Question

The greatest 4-digit number which when divided by 20, 24 and 45 leaves a remainder of 11 in each case is
A. 9999
B. 9998
C. 9997
D. 9731

Answer 1

Hint: First of all, find the L.C.M. of the given numbers by finding their prime factors. Then find the greatest four-digit number divisible by the L.C.M. of the given numbers. Then add the remainder to the obtained greatest four-digit number which is our required answer.
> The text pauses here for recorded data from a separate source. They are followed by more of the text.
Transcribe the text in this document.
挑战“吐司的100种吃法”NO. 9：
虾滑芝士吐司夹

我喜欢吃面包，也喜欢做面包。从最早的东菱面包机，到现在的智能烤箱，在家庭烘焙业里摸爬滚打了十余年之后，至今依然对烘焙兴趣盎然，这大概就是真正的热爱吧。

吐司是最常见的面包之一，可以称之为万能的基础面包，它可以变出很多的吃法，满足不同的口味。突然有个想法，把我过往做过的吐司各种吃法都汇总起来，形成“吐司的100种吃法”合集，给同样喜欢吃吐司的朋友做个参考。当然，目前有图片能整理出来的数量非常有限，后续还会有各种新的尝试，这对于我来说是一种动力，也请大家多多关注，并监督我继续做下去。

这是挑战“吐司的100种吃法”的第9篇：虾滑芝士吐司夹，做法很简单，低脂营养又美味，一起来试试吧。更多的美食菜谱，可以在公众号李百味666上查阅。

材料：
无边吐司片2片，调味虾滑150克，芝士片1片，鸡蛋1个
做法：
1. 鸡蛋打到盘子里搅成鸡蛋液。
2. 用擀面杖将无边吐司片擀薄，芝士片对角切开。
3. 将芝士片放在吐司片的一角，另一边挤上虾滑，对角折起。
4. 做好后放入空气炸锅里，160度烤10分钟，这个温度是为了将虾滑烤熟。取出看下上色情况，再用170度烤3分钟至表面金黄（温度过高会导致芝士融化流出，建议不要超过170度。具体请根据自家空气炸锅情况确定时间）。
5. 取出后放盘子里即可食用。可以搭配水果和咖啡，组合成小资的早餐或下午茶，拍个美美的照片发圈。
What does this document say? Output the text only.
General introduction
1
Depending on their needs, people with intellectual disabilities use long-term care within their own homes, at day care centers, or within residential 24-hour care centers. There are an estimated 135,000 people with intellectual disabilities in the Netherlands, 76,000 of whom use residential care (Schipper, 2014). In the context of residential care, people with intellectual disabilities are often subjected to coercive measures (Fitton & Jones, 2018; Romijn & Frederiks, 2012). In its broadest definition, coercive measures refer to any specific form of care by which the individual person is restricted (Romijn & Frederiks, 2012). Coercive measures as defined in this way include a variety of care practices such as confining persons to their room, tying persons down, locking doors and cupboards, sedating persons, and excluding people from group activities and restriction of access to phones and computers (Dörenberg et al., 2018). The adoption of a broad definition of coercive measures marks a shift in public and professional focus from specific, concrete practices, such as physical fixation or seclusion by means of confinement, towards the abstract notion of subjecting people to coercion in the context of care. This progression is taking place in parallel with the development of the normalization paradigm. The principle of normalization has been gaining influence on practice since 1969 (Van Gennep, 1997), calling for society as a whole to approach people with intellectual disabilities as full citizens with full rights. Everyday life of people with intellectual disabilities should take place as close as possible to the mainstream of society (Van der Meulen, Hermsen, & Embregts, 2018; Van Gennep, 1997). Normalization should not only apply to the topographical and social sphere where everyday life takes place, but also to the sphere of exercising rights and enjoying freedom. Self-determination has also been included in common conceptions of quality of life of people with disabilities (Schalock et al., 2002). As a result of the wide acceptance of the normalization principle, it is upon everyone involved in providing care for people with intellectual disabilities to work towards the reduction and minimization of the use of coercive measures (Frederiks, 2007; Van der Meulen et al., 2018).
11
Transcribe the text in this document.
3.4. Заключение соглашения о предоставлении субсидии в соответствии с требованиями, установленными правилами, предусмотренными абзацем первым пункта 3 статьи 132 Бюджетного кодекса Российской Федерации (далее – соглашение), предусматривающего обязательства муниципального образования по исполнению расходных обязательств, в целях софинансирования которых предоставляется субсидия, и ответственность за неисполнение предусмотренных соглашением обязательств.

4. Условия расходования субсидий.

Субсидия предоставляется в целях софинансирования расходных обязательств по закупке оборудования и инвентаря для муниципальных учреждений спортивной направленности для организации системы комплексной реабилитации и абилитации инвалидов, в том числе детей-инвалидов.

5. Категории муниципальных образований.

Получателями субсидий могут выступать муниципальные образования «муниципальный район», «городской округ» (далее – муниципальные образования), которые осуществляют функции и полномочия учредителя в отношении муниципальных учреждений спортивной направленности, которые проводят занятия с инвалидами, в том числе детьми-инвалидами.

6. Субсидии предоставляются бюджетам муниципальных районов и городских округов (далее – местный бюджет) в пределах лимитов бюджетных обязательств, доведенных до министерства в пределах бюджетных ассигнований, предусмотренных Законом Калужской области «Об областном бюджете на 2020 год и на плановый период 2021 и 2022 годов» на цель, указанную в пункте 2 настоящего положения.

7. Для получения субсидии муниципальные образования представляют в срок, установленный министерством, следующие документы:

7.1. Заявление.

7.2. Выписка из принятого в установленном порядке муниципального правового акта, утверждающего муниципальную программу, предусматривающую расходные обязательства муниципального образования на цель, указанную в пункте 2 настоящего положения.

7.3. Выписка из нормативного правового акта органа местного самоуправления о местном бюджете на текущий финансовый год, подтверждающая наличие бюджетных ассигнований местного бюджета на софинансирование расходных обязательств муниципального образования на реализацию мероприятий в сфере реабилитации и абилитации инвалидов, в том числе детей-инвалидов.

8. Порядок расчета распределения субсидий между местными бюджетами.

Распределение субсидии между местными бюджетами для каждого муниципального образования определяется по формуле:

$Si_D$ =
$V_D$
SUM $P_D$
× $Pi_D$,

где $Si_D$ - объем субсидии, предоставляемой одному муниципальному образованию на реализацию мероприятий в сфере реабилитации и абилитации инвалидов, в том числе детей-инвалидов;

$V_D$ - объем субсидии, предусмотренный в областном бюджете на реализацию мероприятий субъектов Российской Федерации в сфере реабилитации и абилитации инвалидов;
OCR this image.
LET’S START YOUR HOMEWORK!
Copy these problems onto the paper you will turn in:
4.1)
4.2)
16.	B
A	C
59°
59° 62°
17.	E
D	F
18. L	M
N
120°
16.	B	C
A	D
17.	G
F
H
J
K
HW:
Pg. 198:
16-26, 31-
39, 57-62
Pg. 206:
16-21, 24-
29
Complete step-by-step answer:
Given numbers are 20, 24 and 45
Consider the L.C.M. of 20, 24 and 45
Prime factors of 20 \[ = {2^2} \times 5\]
Prime factors of 24 \[ = {2^3} \times 3\]
Prime factors of 45 \[ = {3^2} \times 5\]
We know that L.C.M. is the product of each prime factor of highest power.
So, L.C.M. of 20, 24 and 45 \[ = {2^3} \times {3^2} \times 5 = 360\]
Now divide the greatest four-digit number i.e., 9999 with the obtained L.C.M. of 20, 24 and 45.
\[ \Rightarrow 9999 \div 360 = 27.775\]
So, the greater four-digit number perfectly divisible by the L.C.M is \[360 \times 27 = 9720\]
Now, the greatest four-digit number divisible by 360 and leaving a remainder of 11 is \[9720 + 11 = 9731\]
So, the greatest four-digit number divisible by 20, 24 and 45 leaves a remainder of 11 is 9731.
Thus, the correct option is D. 9731

Note: The L.C.M. (least common multiple) is the smallest positive integer that is divisible by all the given numbers. For verifying our answer, we can divide by all the numbers, and if we get 360 as quotient and 11 as remainder in all cases, the obtained answer is correct otherwise incorrect.